On a very positive note, tonight we went to the cinema.  However, we went into shock during the pre-show as the spiritual book trailer advertisement I made appeared unexpectedly on the theatre screen.  The powerful spiritual music and visuals made the entire theater immediately go silent, and it looked more magnificent than I imagined.  I thought the video would be pixelated and the music would be muffled, but it was the opposite.  I have never seen a more beautiful pre-show commercial in that theater than the one I made, and I’m being statistically accurate.  It was stunning.  Although I couldn’t negotiate a price that I could afford to have the ad in the theater, the manager featured it for the entire month on all the screens for free without telling us.  I had wondered why she had disappeared from negotiating a lower fee.  And the ad looked beyond beautiful.  So, now I know I can make a spectacular documentary using just Canva video assets on my low-cost paid plan, although I need to find a low-cost commercial license music platform.

I believe each of us is intended to herald a new world order based on love for all, not divisions or us-versus-them mindsets.  Near-death experiencers see heavenly prophecies of possible outcomes for Earth, some of which involve destruction, war, and devastation, and others involving peace, love, and harmony.  The result of this world depends on each of us.  I believe we all need to arrive at that peaceful, loving, and harmonious place, regardless of outer circumstances, and the way to achieve this is by demonstrating unconditional love for everyone.

I sometimes post on a national news forum.  I often defend our dear Jewish community, particularly our sweet, innocent Canadian Jewish students.  And when I’m combative in my posts, I get lots of likes and sometimes rise to the top of the feed, often one of the top four comments.  However, I prefer to post comments defending our dear Jewish community while sending out a message of unconditional love for everyone.  Still, I don’t know how people would receive such a love message, although I believe God would approve.

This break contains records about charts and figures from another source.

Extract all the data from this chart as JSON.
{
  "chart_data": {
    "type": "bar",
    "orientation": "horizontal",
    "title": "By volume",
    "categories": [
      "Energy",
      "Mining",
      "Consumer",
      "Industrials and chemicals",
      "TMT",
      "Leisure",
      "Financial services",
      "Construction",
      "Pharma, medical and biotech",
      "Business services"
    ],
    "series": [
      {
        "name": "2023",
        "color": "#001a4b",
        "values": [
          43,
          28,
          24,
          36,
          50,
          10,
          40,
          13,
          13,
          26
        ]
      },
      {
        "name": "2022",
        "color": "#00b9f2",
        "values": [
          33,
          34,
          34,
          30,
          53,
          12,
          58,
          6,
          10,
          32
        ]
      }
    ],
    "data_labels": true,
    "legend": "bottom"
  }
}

Yesterday, however, I decided to post a comment about the need for unconditional love as an ideological model in academia, and I received no likes for my post.  I expressed how higher education needs theories and methodologies based on unconditional love for all versus the victim and oppressor dichotomy.  The lack of love my comment received doesn’t bode well for my documentary either, as the film’s theme is about how higher education should develop ideologies based on love for everyone.  But I need to make the documentary for God, even if the film doesn’t have a wide reception.  However, the ideal goal is to make the film resonate with the masses.  It should be able to win an Academy Award in heaven and one on Earth, too.  Seeing how my book trailer ad made the entire theater go instantly quiet gives me hope that spiritual messaging may have a receptive audience.

One filmmaker said, “Don’t focus on what everyone wants.  Focus on making the movie you want to see.” A scientific researcher once claimed that washing hands could prevent disease, a widely discredited notion.  Thus, he was mocked into oblivion.  Yet, today, his radical view has been widely accepted and normalized.  So, if our spiritual messages don’t resonate today, they might tomorrow.  And I know all of us reading this note will bring many love messages to others, as we have the wisdom.  After all, isn’t loving one another why we even exist?